# BIG GAME SCOUTING, MAPS AND MODERN TECHNOLOGY



## jungle (May 10, 2008)

After replying to another post, I decided this is a great topic. As a licensed professional hydro-geologist, I am amazed at all the mapping technology including Google Earth, GE terrain view; Bing Birds-eye view; hand held GPS Color Topos like the Garmin Oregon, MSR Maps, Topo software, etcetera, etcetera ad nauseum! :roll:

All this technology has serious limitations. Handheld GPS units; Google earth; on line topo etc...do not give the "big picture" *AND* detail over a large area. Yes you can use Google earth for the big picture but then you loose detail and feature labels when you try to print something you can bring into the field, on a regional scale.

In summary, the limitation is related to getting a large enough view and detail, at a usable scale that you can carry with you with a regional view. If you just need a zoomed in view of a tree stand, or water hole, great - technology will work. Just print out a zoomed in view on 8.5x11 and you are done; or use your Garmin Oregon.

However, unless you have the printer from hell (called a plotter) that can handle 1:24,000 detail on a sheet of paper that is 22 x 27 inches; or unless you enjoy taping little sections together, you are limited when it comes to detail AND that regional view.

I recently helped an Alaskan Guide with bear hunt in the Books and he had all topos loaded into his expensive color Garmin (oregon model?); and but he kept referring to my paper maps to see detailed labels in a regional view to get the big picture as we raced from one canyon to the next and back again and around chasing the hounds.
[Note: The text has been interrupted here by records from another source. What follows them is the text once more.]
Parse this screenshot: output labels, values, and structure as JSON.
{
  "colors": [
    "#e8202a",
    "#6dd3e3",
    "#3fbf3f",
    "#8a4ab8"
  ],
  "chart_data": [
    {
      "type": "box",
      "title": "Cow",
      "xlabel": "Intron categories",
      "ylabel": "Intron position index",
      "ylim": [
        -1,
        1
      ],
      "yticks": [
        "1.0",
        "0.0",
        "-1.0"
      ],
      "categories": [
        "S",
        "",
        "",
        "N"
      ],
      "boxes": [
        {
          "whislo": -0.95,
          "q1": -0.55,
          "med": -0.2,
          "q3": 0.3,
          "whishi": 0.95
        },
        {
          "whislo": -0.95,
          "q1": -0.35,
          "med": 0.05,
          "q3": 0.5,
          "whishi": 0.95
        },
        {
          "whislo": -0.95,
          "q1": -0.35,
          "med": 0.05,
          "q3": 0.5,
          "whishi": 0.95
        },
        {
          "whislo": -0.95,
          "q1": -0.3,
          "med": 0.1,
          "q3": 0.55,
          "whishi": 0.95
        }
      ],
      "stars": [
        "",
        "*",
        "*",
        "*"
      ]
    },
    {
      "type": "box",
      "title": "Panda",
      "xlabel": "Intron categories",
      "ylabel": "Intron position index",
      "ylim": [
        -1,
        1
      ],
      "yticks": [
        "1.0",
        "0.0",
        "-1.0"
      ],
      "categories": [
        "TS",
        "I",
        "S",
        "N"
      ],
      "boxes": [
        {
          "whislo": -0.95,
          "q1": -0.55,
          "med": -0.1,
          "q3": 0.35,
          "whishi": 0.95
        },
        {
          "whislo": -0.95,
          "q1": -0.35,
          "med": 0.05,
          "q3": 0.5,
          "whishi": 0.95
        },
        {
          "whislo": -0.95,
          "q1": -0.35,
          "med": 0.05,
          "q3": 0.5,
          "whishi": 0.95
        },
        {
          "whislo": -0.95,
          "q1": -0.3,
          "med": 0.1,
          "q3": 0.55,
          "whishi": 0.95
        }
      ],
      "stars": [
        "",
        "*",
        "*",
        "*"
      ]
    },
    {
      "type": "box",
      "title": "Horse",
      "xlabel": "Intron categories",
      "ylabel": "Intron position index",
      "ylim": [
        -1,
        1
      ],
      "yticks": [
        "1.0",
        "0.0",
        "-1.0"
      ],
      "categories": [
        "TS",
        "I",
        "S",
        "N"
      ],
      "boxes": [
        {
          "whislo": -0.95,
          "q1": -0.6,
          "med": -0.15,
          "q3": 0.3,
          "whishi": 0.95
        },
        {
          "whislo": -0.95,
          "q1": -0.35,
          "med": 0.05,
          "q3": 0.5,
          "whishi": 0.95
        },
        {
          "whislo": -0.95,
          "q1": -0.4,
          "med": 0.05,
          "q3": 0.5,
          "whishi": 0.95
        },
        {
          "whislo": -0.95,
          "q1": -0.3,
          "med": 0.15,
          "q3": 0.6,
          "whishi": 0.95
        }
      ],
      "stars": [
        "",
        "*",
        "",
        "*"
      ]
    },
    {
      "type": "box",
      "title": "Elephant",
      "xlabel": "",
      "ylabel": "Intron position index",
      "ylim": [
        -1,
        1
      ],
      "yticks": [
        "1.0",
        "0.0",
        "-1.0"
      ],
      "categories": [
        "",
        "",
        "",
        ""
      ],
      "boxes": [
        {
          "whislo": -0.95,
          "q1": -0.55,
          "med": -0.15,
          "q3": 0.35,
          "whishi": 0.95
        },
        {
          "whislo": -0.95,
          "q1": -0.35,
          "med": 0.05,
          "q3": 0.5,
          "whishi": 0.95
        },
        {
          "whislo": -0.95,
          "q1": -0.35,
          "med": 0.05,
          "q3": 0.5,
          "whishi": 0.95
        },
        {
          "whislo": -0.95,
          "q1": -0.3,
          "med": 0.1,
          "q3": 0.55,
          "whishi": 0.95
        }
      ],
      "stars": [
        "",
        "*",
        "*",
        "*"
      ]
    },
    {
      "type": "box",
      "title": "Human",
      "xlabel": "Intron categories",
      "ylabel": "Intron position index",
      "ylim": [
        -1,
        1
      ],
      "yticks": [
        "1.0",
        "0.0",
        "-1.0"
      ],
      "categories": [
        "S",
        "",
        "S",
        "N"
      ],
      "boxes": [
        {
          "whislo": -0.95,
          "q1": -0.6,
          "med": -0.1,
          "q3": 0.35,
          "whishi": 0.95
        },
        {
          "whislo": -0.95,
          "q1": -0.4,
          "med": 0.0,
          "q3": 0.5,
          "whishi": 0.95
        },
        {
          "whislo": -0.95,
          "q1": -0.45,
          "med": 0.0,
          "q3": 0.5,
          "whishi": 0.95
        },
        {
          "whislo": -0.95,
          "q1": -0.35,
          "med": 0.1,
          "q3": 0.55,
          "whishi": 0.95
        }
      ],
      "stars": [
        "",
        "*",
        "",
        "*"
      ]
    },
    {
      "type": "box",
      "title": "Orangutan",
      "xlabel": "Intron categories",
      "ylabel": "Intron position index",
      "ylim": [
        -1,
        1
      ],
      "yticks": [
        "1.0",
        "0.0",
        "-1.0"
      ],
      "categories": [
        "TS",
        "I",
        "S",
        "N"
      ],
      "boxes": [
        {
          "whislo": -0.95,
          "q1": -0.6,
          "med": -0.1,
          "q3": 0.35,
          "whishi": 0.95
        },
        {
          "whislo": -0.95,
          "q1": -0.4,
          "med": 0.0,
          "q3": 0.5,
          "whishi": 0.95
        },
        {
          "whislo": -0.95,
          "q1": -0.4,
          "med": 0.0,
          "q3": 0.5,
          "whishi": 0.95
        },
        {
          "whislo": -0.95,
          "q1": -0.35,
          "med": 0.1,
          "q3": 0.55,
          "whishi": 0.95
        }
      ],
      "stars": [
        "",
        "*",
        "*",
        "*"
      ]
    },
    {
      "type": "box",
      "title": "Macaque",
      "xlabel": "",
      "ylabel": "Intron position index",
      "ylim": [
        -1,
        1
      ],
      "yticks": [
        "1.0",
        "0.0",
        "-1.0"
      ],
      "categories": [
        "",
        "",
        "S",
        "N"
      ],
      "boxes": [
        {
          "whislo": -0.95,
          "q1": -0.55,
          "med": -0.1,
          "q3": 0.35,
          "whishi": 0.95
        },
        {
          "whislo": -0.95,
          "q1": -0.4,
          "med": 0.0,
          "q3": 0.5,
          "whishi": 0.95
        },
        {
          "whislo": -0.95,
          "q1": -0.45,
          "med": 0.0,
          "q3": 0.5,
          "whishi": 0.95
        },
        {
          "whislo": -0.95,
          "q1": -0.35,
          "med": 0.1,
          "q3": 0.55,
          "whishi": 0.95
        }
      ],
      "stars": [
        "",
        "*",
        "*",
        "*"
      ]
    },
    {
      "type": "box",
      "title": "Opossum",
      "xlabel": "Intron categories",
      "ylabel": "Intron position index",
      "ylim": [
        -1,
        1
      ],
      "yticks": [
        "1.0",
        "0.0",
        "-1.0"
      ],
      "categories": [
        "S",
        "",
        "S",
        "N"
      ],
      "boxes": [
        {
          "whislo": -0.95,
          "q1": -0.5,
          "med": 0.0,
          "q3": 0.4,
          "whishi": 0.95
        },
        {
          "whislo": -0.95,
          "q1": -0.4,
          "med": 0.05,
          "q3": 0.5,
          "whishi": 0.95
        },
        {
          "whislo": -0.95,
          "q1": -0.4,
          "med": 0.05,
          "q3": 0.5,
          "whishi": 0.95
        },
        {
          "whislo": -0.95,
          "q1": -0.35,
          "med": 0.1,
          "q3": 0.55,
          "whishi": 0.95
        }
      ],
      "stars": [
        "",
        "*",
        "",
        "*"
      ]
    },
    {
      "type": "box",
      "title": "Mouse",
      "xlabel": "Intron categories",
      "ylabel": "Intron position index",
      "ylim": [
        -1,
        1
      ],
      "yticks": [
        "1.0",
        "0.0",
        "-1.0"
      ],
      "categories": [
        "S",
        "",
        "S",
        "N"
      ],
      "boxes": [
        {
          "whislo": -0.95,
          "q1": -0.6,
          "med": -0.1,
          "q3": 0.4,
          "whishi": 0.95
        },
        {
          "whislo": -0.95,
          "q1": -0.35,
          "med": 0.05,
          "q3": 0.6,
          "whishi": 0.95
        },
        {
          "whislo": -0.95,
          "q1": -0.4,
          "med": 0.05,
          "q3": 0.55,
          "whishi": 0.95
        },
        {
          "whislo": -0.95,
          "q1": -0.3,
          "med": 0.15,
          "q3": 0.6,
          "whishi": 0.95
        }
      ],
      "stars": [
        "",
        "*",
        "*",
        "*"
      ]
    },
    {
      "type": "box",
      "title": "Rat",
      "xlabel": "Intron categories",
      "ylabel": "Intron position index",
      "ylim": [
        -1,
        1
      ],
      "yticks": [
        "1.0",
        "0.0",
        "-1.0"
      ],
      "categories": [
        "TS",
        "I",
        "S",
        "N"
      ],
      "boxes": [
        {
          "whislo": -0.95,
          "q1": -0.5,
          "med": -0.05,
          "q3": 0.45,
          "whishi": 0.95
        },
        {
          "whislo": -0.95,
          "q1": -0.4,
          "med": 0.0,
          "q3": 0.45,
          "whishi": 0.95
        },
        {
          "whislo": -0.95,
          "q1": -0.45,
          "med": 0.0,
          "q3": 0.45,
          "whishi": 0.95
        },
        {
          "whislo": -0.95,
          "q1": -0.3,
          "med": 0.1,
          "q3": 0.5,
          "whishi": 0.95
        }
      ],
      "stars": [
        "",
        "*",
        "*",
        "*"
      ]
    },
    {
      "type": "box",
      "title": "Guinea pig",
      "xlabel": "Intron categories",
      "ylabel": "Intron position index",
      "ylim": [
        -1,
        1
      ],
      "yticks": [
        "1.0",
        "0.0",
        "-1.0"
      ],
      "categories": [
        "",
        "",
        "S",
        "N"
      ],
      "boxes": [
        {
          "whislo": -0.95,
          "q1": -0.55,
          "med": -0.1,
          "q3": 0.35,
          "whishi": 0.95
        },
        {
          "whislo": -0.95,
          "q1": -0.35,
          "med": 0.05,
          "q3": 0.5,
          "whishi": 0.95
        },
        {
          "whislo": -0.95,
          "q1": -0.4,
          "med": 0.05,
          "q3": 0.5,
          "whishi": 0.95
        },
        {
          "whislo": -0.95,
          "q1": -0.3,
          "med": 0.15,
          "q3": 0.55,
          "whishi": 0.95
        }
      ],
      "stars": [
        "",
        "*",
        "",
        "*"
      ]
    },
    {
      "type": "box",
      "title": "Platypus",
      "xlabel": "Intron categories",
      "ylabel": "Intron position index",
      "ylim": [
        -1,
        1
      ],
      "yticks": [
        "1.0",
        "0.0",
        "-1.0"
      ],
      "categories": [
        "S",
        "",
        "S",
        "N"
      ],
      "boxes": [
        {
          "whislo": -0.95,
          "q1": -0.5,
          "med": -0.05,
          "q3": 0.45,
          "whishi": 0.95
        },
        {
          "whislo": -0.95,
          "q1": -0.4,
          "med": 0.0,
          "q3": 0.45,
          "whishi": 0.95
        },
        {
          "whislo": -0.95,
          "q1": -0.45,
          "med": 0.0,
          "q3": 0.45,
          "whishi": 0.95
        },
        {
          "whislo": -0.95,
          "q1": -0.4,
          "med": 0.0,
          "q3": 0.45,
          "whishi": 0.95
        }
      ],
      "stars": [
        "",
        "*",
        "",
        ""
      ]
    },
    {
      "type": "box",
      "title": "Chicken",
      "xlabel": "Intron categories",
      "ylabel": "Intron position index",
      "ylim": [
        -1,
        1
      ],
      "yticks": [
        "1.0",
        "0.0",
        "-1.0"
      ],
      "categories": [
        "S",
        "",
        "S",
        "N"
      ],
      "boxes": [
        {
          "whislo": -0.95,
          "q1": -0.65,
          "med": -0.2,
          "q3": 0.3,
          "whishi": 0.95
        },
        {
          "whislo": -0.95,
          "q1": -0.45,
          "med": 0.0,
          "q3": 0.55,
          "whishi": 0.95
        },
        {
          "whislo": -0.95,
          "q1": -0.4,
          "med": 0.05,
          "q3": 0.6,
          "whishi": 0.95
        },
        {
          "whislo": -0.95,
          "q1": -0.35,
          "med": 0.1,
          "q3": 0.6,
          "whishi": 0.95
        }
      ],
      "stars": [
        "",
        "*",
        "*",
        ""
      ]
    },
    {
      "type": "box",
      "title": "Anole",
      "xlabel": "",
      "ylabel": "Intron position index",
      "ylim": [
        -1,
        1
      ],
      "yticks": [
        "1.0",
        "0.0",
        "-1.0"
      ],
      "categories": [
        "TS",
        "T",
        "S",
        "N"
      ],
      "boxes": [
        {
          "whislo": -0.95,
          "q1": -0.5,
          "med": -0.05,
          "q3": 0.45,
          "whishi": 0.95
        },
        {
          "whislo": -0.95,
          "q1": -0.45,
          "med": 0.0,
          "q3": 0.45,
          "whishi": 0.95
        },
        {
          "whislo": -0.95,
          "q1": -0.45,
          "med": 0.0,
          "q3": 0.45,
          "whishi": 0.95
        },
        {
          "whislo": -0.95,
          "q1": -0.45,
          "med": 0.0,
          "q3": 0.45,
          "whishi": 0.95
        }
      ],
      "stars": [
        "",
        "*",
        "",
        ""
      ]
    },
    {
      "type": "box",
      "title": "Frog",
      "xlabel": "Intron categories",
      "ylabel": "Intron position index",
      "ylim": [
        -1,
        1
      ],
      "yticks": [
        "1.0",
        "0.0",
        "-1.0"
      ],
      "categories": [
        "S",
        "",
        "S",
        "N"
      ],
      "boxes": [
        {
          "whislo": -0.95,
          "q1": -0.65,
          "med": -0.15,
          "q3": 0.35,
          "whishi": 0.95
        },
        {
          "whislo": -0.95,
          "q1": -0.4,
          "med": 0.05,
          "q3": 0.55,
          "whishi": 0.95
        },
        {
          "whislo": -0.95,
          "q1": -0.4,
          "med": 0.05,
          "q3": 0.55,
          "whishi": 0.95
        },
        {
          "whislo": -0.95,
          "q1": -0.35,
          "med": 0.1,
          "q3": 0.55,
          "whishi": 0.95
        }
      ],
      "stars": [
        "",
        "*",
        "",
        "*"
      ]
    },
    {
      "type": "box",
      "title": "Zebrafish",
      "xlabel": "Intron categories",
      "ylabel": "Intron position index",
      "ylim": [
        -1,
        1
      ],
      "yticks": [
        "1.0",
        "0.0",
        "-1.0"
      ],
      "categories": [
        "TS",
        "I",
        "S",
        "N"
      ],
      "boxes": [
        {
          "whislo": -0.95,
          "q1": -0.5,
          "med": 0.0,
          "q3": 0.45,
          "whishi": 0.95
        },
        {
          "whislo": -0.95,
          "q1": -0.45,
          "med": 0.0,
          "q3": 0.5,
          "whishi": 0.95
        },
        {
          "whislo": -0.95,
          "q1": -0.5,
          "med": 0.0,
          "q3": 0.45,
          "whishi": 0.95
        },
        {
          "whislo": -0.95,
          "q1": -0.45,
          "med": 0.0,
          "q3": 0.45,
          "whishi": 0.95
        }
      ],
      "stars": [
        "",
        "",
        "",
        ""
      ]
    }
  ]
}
It got confusing.

The best place to get maps right now in Salt Lake and Utah Valley is at Utah Idaho Map Supply. If they don t have em, they'll print em on their monster color plotter ( I receive no incentive for posting this).


----------



## TEX-O-BOB (Sep 12, 2007)

You're right, the amount of technology we have at our finger tips these theses days is mind boggling. However, I've found that good old fashioned hard work and boot leather is still the best way to learn a hunting area. The maps will get you there and back, but boot leather is what kills animals in the long run.


----------